Gilles: Attends un ti-peu, on va aller se chercher un ti-café avant que tu nous raconte la suite.

Maurice: Veux-tu dire que je donne trop de détails?

Gilles: Nonon, c’est ben correct.

Maurice: Deuxième journée, les sentences sont tombées pendant la nuit: Serge ne peut faire réparer son vélo, il n’y a pas ce qu’il faut sur place;  pour René, c’est impossible avec sa blessure; tant qu’à Bruno, ses genoux trop enflés ne lui permettent pas de continuer.
           Pour cette deuxième journée nous partons de San Jose à 1,500 m, faisons une ascension continue jusque près du volcan Irazu qui est à 3,300 m et redescendons a Turrialba à 800 m. On nous parle de descente très technique dans la roche, ce qui m’a un peu empêché de dormir. La veille, à l’obscurité, j’ai eu du mal avec mes freins. Alors je demande à Bruno de m’aider; étant propriétaire de la boutique de vélo Le Grand Cycle sur la rue Cherrier, qui de plus indiqué? Il m’aide avec empressement, ce qui me soulage beaucoup.
           Au départ, ma lèvre inférieure tremble un peu et j’ai la gorge serrée car je trouve ça dur de laisser les chums sur le bord de la route. Je sais que c’est très difficile pour eux de ne pas prendre le départ et c’est ma façon de partager. Puis je dois refaire le focus sur ma course c’est ce qui compte pour l’instant.
           La première partie est dans la ville, la circulation est de plus en plus dense. Il faut circuler entre les voitures ça sent le mazout, j’ai une pensée pour ceux qui font du courrier à Montréal. Parfois j’emprunte le trottoir quand les voitures sont au feu rouge. Puis ça se dégage, nous sortons de la  ville.
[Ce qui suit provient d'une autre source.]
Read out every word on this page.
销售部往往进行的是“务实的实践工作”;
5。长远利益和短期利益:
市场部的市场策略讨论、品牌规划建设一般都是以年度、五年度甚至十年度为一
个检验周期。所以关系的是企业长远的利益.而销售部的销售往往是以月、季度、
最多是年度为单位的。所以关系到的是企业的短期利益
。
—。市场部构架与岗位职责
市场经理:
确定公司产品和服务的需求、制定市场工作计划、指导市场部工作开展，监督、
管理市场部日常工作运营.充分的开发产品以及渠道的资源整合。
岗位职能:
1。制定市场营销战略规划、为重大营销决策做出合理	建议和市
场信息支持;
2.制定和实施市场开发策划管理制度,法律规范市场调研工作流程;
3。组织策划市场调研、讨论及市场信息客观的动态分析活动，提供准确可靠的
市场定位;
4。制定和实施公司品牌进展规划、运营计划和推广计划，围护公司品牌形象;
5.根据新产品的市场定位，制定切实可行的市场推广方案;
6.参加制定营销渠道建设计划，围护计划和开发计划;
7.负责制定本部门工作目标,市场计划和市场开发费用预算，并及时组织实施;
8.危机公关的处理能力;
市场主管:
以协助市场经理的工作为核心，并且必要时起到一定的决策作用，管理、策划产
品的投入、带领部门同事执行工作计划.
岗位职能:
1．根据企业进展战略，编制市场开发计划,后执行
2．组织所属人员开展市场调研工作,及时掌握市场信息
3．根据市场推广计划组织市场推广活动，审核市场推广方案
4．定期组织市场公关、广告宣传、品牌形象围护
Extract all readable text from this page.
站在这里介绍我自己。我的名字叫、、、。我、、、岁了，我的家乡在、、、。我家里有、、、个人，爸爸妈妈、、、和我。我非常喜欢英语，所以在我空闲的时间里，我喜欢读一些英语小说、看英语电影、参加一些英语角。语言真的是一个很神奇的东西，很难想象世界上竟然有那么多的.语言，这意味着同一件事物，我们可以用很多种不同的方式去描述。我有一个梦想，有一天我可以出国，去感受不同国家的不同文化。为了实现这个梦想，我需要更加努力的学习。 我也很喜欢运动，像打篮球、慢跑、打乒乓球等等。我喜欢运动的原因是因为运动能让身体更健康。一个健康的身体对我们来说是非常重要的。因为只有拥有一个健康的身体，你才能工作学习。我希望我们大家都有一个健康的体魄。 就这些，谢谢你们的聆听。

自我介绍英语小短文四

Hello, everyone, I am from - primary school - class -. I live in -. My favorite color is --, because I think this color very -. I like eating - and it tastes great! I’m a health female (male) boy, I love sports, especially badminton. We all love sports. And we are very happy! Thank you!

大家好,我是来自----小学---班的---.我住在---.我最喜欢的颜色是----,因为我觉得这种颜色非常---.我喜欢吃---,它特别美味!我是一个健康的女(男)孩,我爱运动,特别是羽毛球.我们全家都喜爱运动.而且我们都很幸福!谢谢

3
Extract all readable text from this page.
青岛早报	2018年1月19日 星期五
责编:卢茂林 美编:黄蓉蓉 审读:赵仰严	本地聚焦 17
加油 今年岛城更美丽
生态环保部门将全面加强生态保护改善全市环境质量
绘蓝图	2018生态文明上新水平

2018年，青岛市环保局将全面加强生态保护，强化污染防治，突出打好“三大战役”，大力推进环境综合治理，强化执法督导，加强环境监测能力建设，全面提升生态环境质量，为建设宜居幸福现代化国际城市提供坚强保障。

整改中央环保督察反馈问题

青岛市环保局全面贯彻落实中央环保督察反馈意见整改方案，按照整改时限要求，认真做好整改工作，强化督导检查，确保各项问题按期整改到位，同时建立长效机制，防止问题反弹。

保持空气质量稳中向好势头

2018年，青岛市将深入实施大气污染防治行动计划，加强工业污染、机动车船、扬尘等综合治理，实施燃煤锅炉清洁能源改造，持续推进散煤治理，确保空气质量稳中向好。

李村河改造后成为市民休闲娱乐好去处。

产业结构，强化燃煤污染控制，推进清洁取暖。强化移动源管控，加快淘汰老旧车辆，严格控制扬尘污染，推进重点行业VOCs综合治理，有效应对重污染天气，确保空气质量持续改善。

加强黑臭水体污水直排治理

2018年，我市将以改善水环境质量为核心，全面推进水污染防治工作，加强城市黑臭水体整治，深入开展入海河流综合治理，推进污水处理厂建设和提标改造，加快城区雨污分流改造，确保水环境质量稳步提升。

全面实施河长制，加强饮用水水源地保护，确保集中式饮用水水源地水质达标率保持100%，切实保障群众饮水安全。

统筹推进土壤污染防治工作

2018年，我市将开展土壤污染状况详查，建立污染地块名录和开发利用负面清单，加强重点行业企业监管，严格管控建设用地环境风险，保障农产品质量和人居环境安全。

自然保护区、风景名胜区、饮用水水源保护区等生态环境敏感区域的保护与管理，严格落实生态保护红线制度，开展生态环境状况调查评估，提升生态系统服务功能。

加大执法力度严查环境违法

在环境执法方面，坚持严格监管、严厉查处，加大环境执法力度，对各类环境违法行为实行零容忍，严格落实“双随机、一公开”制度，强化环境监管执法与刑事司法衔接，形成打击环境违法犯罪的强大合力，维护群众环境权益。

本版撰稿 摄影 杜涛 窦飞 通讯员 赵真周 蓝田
Pierre me double, il semble très fort.
           La route est pavée et Dieu que ça monte. Il y a seulement une descente abrupte, c’est très rapide et tout à coup en bas dans une courbe j’aperçois plusieurs cyclistes, il y en a qui sont tombés, je touche aux freins, les roues glissent. je tente difficilement de ralentir, j’évite les cyclistes mais dans la courbe il y a un véhicule qui monte et emprunte ma trajectoire. Je tente de l’éviter mais je roule encore trop vite je me projette sur le coté, je tombe et l’évite de justesse. Je ressent alors une chaleur dans le dos, je sais que ce n’est pas bon…  Je remonte sur le vélo et repars tout de suite.
            Nous sommes alors à 2,000 m, il en reste encore 1,000 m avant de descendre. Je ressens mon mal de dos quand je force beaucoup. Pour ne pas trop y penser, je regarde cette route en salamandre; on peut voir les concurrents au dessus et au dessous. J’ai hâte d’arriver au sommet  c’est très dur. Enfin… Un PC et nous empruntons un sentier pour descendre.
            Je teste mes freins, je crains la descente dans les rochers. Puis la pluie commence, c’est beaucoup plus froid. Plusieurs ont revêtu leur imperméable. Je me dis qu’il faut aller plus vite et qu’ainsi ce sera froid moins longtemps.
            Il y a tellement de descente que les bandes de frein usent à vue d’oeil. Parfois je roule plus en bordure pour ralentir un peu. Et de temps en temps je dois arrêter pour resserrer les câbles de freins et reposer les mains qui n’en peuvent plus de toute cette pression.
            Puis un peu d’asphalte, un petit village et nous tournons à gauche sur un beau chemin de gravier. La descente est moins accentuée mais ça roule très bien. Nous roulons dans une plantation de café. Très joli, il faut voir….
           Et l’arrivée, Pierre est déjà là depuis quelques minutes. Il pleut toujours et c’est très froid. Nous mangeons, je demande pour faire laver mon vélo et nous prenons la navette pour l’hôtel.
           La ville n’est pas assez grande pour avoir de grands hôtels pour loger tout le monde. Pierre et moi sommes dans une cabane en montagne. Pas d’eau chaude pour la douche, pas d’eau en bouteille… On nous fait un repas puis nous allons nous coucher.
           Très mauvaise nuit, mon dos me fait terriblement soufrir. Je ne réussis pas à dormir plus de deux heures. Le lendemain matin, je prends le temps de regarder le panorama, c’est magnifique cette vue en montagne près du volcan Turrialba. Ensuite petit déjeuner et la navette nous ramène au départ.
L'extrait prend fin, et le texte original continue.